# Nakikipag- with usap



## romelako

Quick question, why is it that in Tagalog, you use the affix *"nakikipag-"* with *"usap"* instead of it's normal Actor Focus conjugation *"nag-?"*  To put it in an example:

_"*Nakikipag*-usap kay Romel."_
I was talking to Romel.
*
INSTEAD OF:*

_"Nag-uusap kay Romel."_

I'm assuming that's just a rule?  What other words use this rule?  Are there any other prefixes I should know about that are irregular?  If you could give me insight on this, that would be great.


----------



## niernier

nakikipag-(insert root verb here) implies an action that a person does together with another person or group of person wherein there is an *interaction *between the two. There are only a few verbs which use this conjugation. Some of these are:

*nakikipag-away* away is the root word meaning "to fight/argue/quarrel"
*nakikipag-ugnayan* ugnay is the root word meaning "to make contact"
*nakikipag-tulungan* tulong is the root word meaning "to help"
*nakikipaghalikan* halik is the root word meaning "to kiss"
_
Note: _Sometimes there is a suffix -an. I don't know how to explain it but just memorize them as it is.
nakikipag- is in present tense. To make it past, use nakipag-

_nag-uusap_ kay Romel is not a wrong conjugation. You talk together "with" Romel so you should use 'nakikipag'. The important point here is that there is an element of interaction. So you say:
*Nakikipag-usap ako kay Romel*. I am talking to Romel.

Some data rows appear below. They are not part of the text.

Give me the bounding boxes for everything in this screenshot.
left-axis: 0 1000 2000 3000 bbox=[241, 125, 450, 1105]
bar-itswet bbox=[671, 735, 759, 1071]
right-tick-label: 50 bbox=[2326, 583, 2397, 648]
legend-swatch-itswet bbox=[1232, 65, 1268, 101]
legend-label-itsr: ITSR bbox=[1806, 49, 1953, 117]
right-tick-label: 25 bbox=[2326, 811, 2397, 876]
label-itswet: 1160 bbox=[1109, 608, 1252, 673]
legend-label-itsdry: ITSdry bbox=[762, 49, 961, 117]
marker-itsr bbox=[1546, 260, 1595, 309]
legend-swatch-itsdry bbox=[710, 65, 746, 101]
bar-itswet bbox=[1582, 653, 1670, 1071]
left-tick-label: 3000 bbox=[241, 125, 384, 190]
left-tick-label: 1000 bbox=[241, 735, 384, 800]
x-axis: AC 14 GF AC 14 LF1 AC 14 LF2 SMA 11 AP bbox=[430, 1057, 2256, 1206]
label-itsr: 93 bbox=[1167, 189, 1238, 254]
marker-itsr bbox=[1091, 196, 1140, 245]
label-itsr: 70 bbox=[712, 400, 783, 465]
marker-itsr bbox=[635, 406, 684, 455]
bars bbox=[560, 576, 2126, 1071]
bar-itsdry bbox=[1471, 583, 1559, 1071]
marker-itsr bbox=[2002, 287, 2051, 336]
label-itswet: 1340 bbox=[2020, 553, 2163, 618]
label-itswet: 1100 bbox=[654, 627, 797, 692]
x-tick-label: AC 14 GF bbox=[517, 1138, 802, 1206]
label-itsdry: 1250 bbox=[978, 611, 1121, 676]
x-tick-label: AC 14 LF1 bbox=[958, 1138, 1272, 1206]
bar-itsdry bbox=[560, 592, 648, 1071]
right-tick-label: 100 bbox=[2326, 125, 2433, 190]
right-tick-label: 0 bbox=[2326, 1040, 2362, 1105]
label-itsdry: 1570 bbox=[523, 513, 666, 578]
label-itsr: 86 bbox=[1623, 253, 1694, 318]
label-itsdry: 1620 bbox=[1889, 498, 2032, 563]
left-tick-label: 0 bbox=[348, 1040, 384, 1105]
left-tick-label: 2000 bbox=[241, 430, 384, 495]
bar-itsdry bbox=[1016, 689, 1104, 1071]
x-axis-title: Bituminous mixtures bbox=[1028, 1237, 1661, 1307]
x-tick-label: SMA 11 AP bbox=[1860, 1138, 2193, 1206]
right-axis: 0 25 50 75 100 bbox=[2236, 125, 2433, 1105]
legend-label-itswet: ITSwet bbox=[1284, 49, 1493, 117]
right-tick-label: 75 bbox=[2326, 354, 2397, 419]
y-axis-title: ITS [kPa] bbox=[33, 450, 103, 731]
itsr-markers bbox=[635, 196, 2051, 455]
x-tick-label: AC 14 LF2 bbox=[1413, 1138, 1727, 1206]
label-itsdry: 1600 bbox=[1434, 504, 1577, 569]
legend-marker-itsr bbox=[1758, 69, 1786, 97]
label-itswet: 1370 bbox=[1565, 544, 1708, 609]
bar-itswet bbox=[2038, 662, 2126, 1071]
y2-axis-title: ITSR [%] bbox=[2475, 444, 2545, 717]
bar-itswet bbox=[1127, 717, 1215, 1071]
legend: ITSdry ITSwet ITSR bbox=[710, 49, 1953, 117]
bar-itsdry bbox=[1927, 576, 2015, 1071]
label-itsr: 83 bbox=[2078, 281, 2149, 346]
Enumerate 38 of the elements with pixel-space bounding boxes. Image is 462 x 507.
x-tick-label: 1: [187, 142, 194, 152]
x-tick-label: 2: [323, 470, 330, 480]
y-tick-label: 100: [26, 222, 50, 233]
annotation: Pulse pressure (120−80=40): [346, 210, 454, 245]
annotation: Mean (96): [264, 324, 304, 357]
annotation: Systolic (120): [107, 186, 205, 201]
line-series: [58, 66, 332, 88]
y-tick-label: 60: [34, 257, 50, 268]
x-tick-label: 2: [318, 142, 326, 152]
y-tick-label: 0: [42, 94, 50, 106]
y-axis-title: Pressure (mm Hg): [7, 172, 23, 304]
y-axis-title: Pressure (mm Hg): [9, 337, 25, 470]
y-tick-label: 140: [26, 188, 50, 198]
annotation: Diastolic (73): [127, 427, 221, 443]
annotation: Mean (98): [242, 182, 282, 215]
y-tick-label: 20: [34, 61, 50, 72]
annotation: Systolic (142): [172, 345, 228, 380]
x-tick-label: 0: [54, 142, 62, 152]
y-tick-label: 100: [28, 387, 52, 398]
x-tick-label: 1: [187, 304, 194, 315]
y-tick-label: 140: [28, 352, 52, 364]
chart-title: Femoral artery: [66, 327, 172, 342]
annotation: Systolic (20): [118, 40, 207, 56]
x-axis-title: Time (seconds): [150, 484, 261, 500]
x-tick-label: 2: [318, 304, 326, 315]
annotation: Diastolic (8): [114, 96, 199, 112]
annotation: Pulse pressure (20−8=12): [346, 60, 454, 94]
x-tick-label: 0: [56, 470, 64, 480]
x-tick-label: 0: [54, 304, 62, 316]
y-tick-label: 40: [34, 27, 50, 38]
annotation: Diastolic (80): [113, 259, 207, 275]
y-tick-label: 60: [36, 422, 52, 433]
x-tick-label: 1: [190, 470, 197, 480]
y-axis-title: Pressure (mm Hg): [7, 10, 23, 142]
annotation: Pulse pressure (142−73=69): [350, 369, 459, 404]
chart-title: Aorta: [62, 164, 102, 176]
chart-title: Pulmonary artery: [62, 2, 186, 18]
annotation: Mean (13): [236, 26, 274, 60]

You can use nag-uusap if you change the structure of the sentence.
*Nag-uusap kami ni Romel.* (we)Romel and I are talking.


----------



## romelako

Need I even post in this forum anymore?  I might as well PM you niernier lol.

Thanks a bunch.


----------



## rockjon

@romelako: You should continue to post in the forum so everyone can learn from your questions and the responses made by other forum members

@niernier: I thought that the root of ugnay meant connect or relate or in some cases link (though link is a type of making contact). It also might be one of those root words in Tagalog that has multiple meanings depending on the context or conjugation.
Ex:
Anong kaugnayan ng buwan sa anihan? What's the connection/relation of the moon to the harvest?
Kapag hindi _nag_-_ugnay_ nang mabuti ang ating utak at katawan, doon pumapasok o nararamdaman ang “Stress”.  If our brains and bodies are not connected well (or in sync), that's how you will feel stress or that's how stress will enter.


----------



## niernier

If I am to translate "nakikipag-ugnayan"(present tense) it would be,
"*to establish contact/connection/relationship*". Either of the these will do. There could be other possible translations that I failed to mention so again, it would depend on the context.

The way you learned the conjugations, _kaugnayan _and _nag-ugnay_, are also correct based on your sentences given. 

Romelako , though I appreciate a PM, I would appreciate it even more if you post your question in the forum. That way, other forum members can give their responses if ever I am mistaken. Also, everyone will know that there is a language called Tagalog spoken by Filipinos.


----------